While surely a promising development for Korean aerospace technologies, KSLV-2 suffers from problems regarding cost. In a time where space travel is being increasingly privatized, aerospace companies such as SpaceX and Blue Origin to even Boeing and Lockheed Martin are struggling to lower their cost per kilogram to LEO. KARI’s KSLV-2 comes to a staggering $20,000 per kg (22.26 million won), while SpaceX’s Falcon-9 costs $2,719 per kg (3.03 million won) to orbit.
However, KARI believes the concerns surrounding cost are unfounded in the long run. Given that KSLV-2 is Korea’s first independently developed launch vehicle capable of reaching orbit, the institute believes that it is only expected that its first vehicle lack financial appeal. By 2030, KARI believes it can reach mid-earth orbit (altitude higher than 2,000 kilometers), and by 2040, it projects it can reach high-earth orbit (altitude higher than 35,386 kilometers).
Also, the development and capability of South Korea to launch a vehicle through its own abilities may prove to be beneficial for information security.

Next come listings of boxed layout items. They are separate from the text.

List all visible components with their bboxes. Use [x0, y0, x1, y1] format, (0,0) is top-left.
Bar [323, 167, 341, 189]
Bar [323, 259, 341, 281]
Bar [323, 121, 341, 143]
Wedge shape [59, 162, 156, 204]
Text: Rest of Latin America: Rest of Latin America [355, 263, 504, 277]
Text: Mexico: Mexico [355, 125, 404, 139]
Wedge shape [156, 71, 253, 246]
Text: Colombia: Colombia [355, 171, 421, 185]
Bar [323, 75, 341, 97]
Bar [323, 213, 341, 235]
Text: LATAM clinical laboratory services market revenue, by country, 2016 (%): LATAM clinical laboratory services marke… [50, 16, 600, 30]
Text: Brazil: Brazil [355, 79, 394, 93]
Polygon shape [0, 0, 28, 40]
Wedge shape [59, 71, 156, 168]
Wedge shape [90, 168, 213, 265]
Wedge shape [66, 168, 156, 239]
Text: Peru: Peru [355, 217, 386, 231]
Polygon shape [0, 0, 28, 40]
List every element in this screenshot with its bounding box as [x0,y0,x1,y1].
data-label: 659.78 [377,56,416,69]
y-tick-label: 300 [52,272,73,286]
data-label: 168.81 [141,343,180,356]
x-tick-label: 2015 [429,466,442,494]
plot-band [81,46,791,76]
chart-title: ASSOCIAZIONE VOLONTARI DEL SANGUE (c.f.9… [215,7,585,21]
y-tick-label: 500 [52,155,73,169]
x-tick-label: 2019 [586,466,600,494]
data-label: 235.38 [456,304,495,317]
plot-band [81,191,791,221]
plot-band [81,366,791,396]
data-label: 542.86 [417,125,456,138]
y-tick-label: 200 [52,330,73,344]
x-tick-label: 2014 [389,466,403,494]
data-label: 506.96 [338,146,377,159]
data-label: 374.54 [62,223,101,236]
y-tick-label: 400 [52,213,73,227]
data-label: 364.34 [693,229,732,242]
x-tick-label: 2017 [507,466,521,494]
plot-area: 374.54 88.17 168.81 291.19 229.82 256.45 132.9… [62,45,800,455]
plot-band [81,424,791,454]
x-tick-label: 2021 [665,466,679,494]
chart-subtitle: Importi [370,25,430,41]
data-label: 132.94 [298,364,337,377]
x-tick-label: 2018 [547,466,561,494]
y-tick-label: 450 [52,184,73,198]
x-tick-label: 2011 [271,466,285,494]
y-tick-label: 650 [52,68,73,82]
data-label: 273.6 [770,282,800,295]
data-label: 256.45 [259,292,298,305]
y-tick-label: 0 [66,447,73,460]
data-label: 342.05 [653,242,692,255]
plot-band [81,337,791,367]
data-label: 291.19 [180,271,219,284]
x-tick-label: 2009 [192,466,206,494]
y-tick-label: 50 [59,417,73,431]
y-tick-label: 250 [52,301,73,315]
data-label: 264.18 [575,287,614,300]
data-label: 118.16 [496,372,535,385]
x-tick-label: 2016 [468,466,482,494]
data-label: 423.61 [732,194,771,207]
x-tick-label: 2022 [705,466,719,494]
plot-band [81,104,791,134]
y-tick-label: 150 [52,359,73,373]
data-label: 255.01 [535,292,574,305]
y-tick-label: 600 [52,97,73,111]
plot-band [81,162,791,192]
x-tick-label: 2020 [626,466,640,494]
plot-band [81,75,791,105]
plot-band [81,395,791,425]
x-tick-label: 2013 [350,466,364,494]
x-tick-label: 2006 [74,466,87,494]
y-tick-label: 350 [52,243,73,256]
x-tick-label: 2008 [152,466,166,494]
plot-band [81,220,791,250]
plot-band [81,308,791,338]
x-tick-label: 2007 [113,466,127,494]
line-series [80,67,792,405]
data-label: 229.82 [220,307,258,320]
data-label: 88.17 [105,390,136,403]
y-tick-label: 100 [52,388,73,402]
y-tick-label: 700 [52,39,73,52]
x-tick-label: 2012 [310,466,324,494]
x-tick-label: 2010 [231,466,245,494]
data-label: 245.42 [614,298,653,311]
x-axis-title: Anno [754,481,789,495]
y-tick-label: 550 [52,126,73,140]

Space projects, launch vehicles, and their cargo can sometimes hold sensitive instruments or even classified projects in the interest of governments. As of now, Korea’s only choices for lifting cargo into orbit are through American aerospace companies or through the Russian Soyuz program. Privatization of space and the development of KSLV-2 has the potential to give Korea an edge in the Space Age.
As dreams begin to realize and prospects of deep-space exploration become feasible, so does hope and expectations. In times where the realms of science fiction and science fact begin to blur, it may prove facile to place faith in optimism and promises. While the world has come much further than just ten decades ago, there is much to be solved, and the 2020s is still distant. The road may call for patience and support in the face of both frustration and failures. A flight to Mars, however, is absolutely feasible and finding Korea’s place in the stars is altogether possible.